Il est 8h15 sur Europe 1, soyez les bienvenus. Alexis de la Fléchère reçoit maintenant Adrien Clouet, député LFI de Haute-Garonne.

0:13
Hadrien Clouet

Bonjour Adrien Clouet. Bonjour. Merci d'être avec nous en direct dans les studios d'Europe 1. Adrien Clouet, vous avez voulu visiter cette semaine la prison de Vendin-le-Vieille dans le Pas-de-Calais. Et plus précisément son nouveau quartier de haute sécurité destiné aux détenus les plus dangereux, notamment les narcotrafiquants. C'est notamment, je le rappelle aux auditeurs d'Europe 1, dans ce quartier que se trouve désormais Mohamed Hamra, transféré jeudi, détenu tristement célèbre. Son évasion spectaculaire en mai dernier a coûté la vie à deux gendarmes, lâchement abattus.

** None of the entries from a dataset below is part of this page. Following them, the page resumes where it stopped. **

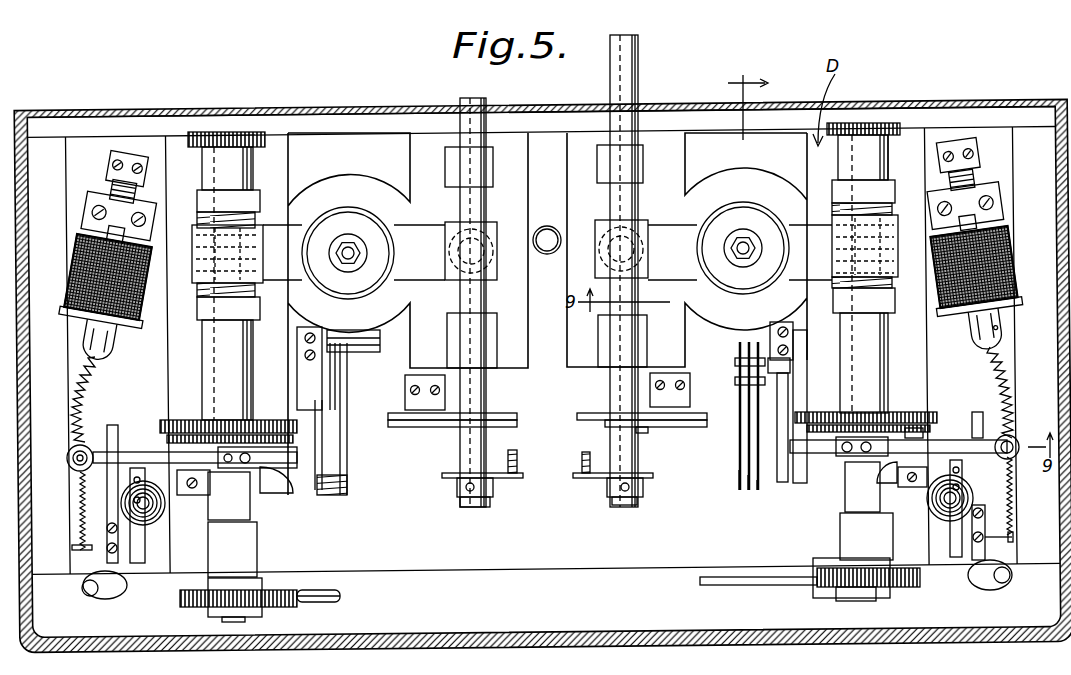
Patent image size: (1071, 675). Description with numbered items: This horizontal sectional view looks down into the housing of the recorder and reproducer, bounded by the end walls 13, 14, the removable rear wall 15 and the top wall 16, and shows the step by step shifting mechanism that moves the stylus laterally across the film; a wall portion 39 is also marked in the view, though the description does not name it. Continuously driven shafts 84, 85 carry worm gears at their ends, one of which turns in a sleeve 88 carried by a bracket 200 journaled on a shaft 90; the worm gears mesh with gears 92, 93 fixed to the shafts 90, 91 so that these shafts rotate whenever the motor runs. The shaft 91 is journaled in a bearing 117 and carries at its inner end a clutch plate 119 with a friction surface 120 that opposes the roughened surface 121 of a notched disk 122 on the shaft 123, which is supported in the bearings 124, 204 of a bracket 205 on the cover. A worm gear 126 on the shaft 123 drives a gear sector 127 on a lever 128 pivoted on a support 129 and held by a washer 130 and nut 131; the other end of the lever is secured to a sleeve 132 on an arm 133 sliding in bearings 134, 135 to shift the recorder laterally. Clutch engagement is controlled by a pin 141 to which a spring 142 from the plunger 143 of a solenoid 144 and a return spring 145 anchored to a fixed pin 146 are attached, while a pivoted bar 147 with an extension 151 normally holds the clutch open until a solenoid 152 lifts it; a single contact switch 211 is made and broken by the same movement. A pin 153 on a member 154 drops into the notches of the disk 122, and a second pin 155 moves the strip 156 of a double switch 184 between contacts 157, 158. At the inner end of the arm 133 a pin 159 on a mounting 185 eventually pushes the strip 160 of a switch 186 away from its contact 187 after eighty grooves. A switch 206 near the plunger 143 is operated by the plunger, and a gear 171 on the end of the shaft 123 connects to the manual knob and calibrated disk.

The end wall 13 is at (1058, 180).
The end wall 14 is at (68, 238).
The removable rear wall 15 is at (615, 635).
The top wall 16 is at (528, 560).
The top wall 39 is at (952, 94).
The shaft 84 is at (315, 600).
The shaft 85 is at (765, 583).
The sleeve 88 is at (210, 582).
The shaft 90 is at (245, 620).
The shaft 91 is at (872, 598).
The gear 92 is at (900, 587).
The gear 93 is at (190, 605).
The bearing 117 is at (955, 532).
The clutch plate 119 is at (920, 440).
The friction surface 120 is at (932, 418).
The roughened surface 121 is at (905, 412).
The notched disk 122 is at (935, 400).
The shaft 123 is at (878, 355).
The bearing 124 is at (893, 157).
The worm gear 126 is at (832, 237).
The gear sector 127 is at (832, 255).
The lever 128 is at (788, 222).
The support 129 is at (725, 212).
The washer 130 is at (735, 215).
The nut 131 is at (740, 260).
The sleeve 132 is at (597, 222).
The arm 133 is at (636, 195).
The bearing 134 is at (643, 352).
The bearing 135 is at (647, 152).
The pin 141 is at (1012, 442).
The spring 142 is at (1005, 385).
The plunger 143 is at (1000, 322).
The solenoid 144 is at (981, 206).
The spring 145 is at (1010, 492).
The fixed pin 146 is at (1012, 537).
The bar 147 is at (888, 560).
The extension 151 is at (972, 585).
The solenoid 152 is at (930, 497).
The pin 153 is at (797, 410).
The member 154 is at (790, 380).
The pin 155 is at (778, 485).
The strip 156 is at (757, 488).
The contact 157 is at (738, 465).
The contact 158 is at (747, 478).
The pin 159 is at (582, 462).
The strip 160 is at (595, 403).
The gear 171 is at (862, 123).
The double switch 184 is at (738, 352).
The mounting 185 is at (607, 490).
The switch 186 is at (683, 430).
The contact 187 is at (640, 428).
The bracket 200 is at (826, 596).
The bearing 204 is at (895, 390).
The bracket 205 is at (428, 432).
The switch 206 is at (975, 165).
The single contact switch 211 is at (990, 418).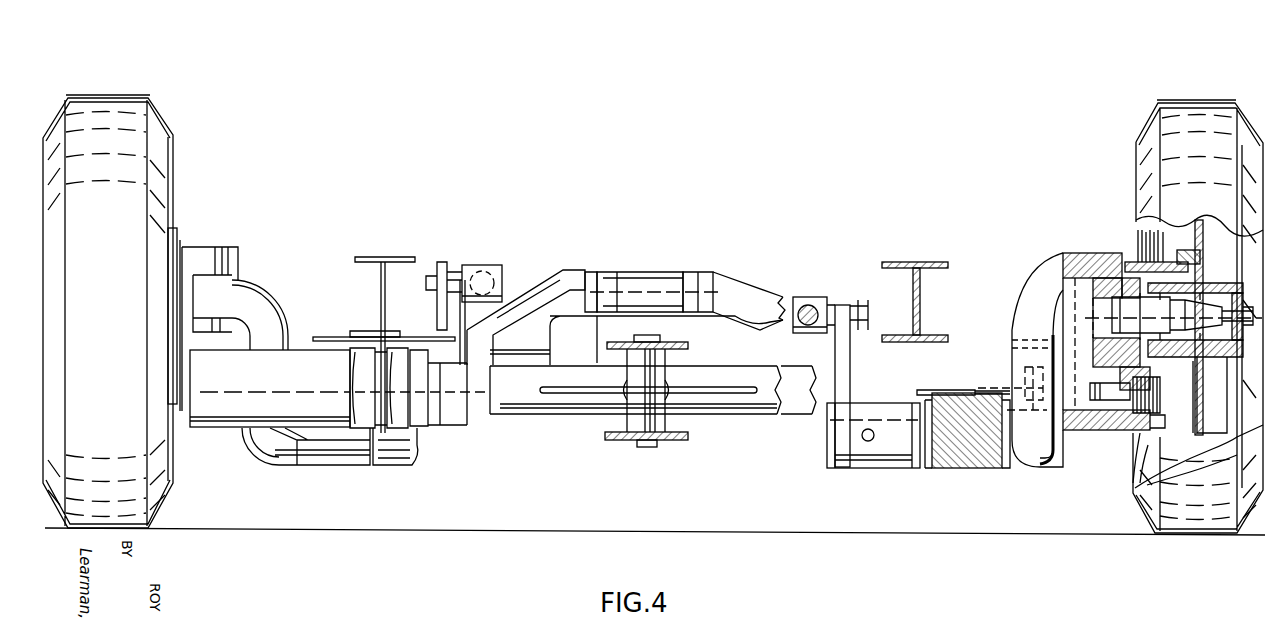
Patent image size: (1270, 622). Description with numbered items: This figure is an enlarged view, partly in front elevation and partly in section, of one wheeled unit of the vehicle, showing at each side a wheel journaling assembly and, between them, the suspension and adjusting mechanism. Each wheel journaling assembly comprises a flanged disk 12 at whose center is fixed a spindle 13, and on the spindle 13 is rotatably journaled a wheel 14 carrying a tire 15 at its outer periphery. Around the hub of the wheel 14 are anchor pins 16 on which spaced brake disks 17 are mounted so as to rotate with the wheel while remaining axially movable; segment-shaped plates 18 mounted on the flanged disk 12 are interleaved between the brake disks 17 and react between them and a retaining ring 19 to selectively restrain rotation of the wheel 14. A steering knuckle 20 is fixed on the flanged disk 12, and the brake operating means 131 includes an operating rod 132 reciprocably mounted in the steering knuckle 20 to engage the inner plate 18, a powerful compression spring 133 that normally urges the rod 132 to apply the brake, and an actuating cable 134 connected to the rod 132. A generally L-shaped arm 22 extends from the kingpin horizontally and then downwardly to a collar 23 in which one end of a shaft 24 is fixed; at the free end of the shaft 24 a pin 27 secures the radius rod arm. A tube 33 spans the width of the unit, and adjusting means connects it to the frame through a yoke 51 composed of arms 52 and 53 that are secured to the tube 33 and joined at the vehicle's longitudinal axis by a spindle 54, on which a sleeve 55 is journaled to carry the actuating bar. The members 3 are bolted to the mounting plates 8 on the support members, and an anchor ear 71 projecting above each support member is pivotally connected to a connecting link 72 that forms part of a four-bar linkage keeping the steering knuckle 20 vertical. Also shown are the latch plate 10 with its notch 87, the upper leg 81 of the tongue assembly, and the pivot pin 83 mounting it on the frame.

The members 3 is at (393, 258).
The mounting plate 8 is at (430, 338).
The latch plate 10 is at (708, 395).
The flanged disk 12 is at (1110, 260).
The spindle 13 is at (1075, 310).
The wheel 14 is at (1205, 240).
The tire 15 is at (160, 512).
The anchor pins 16 is at (1168, 262).
The brake disks 17 is at (1150, 240).
The segment-shaped plates 18 is at (1185, 385).
The retaining ring 19 is at (1165, 400).
The steering knuckle 20 is at (1063, 258).
The L-shaped arm 22 is at (1035, 300).
The collar 23 is at (852, 360).
The shaft 24 is at (870, 470).
The pin 27 is at (874, 434).
The tube 33 is at (762, 412).
The yoke 51 is at (555, 254).
The arm 52 is at (497, 325).
The arm 53 is at (770, 290).
The spindle 54 is at (712, 285).
The sleeve 55 is at (668, 272).
The anchor ear 71 is at (445, 276).
The connecting link 72 is at (485, 265).
The upper leg 81 is at (688, 345).
The pivot pin 83 is at (650, 447).
The notch 87 is at (607, 395).
The brake operating means 131 is at (1084, 440).
The operating rod 132 is at (1090, 428).
The compression spring 133 is at (1025, 340).
The actuating cable 134 is at (936, 390).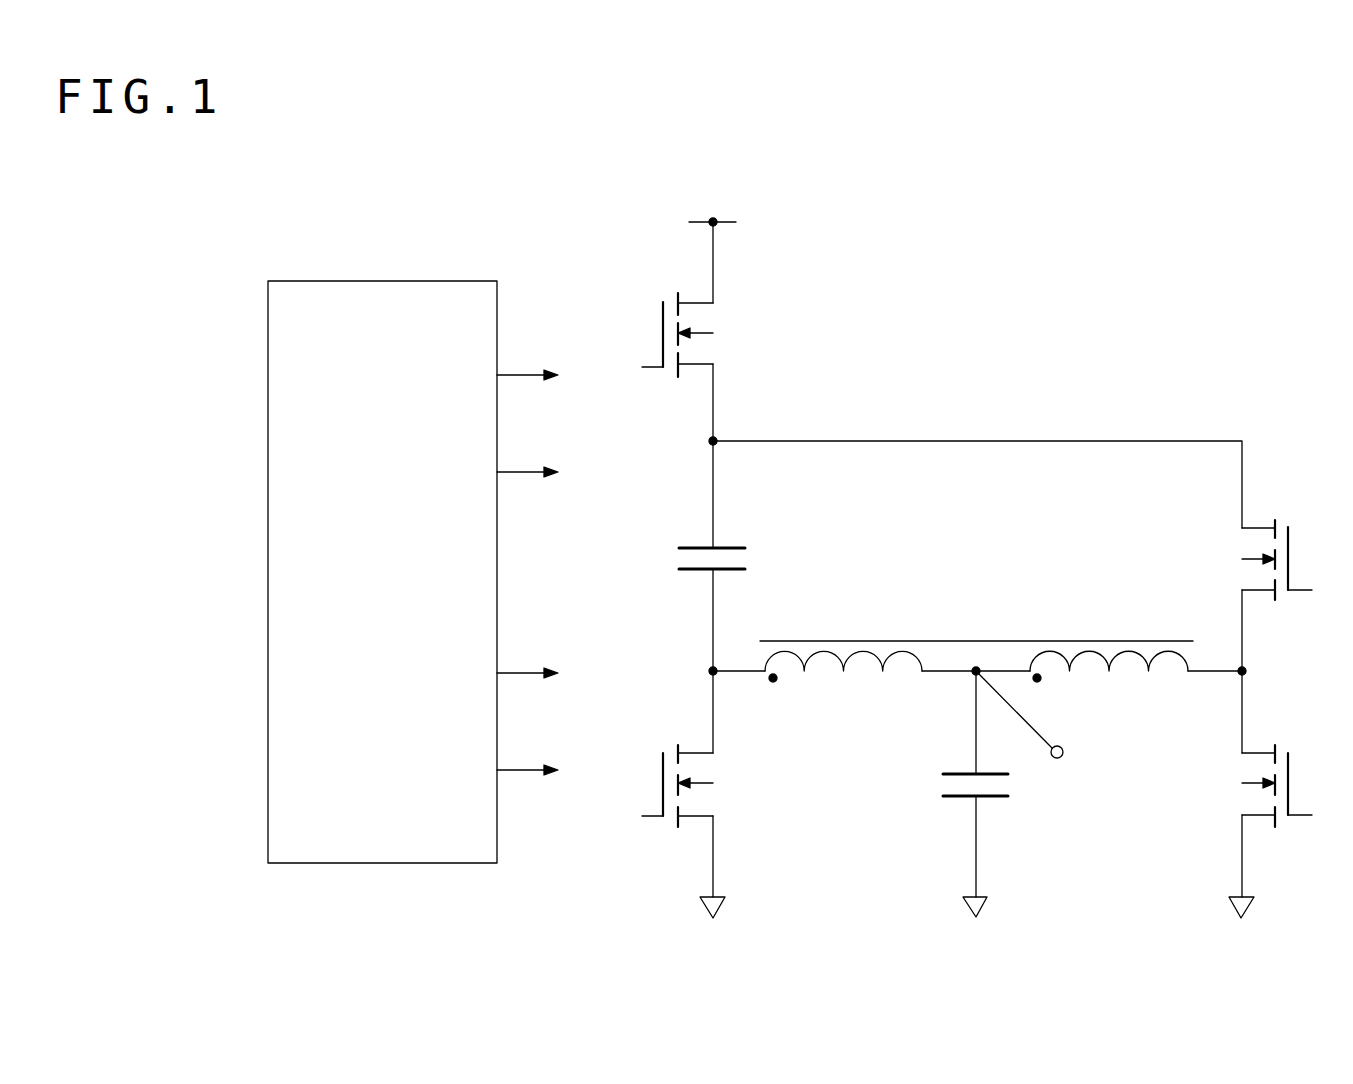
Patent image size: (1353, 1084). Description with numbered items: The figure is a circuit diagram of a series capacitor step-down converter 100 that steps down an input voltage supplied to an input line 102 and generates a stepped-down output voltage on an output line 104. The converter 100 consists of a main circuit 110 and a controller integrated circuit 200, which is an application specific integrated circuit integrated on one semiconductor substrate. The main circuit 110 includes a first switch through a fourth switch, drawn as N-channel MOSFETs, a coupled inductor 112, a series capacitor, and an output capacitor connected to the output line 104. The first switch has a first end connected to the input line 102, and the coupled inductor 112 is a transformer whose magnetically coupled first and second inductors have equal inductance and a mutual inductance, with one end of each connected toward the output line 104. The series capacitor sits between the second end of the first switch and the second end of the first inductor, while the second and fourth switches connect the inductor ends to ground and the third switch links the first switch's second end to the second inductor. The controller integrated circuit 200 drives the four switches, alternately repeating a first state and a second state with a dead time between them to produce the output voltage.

The series capacitor step-down converter 100 is at (1266, 197).
The input line 102 is at (708, 220).
The output line 104 is at (1030, 730).
The main circuit 110 is at (1124, 277).
The coupled inductor 112 is at (1050, 608).
The controller integrated circuit 200 is at (385, 281).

Est-ce que c'était vraiment, Adrien Clouet, le bon moment pour faire cette visite, dans un contexte, on l'a bien compris, quand même sensible ? Mais c'est toujours le bon moment pour les parlementaires d'exercer un droit de visite,

0:54
Locuteur non identifié

a fortiori, alors que le site est encore relativement vide. Parce que vous savez, ça va monter en charge et il y aura jusqu'à 100 détenus au mois de novembre. Donc je pense qu'au contraire, alors que la plupart des cellules sont vides, c'est le bon moment pour venir voir, observer. Parce que le droit de visite parlementaire des lieux de privation de liberté, il a deux objets. D'abord, voir les conditions de travail des surveillants, des agents pénitentiaires. Et ensuite, voir les conditions de détention des détenus. Parce qu'on sait que la plupart des prisonniers, un jour, sortiront. Donc il faut voir comment est organisée leur réinsertion pour l'après.

1:21
Hadrien Clouet

Vous avez parlé de zones de non-droit. Est-ce que vous pouvez nous en dire un petit peu plus ? Les zones de non-droit, certains Français les connaissent. Parce que dans certains quartiers, la police ne peut pas aller dans certains quartiers. C'est ce qu'on appelle des zones de non-droit. Mais vous, vous dites qu'il y en a aussi dans les prisons. Est-ce que vous pouvez préciser vos propos ce matin ?

1:41
Locuteur non identifié

Bien sûr. Une zone de non-droit, c'est un endroit sur le territoire où la loi ne s'applique pas. En l'occurrence, la loi reconnaît en France aux parlementaires le droit avec des journalistes d'exercer une visite des lieux de privation de liberté. M. Darmanin, par une note ministérielle, qui est donc inférieure à la loi par définition, a essayé de s'y opposer. Puisqu'il y avait une équipe de France 2 qui était avec moi, elle a été refoulée. Ils lui auront interdit même de prendre des images photographiques, tout en laissant les téléphones, bref, en suivant les normes de sécurité. Je pense que c'est un précédent qui est dangereux.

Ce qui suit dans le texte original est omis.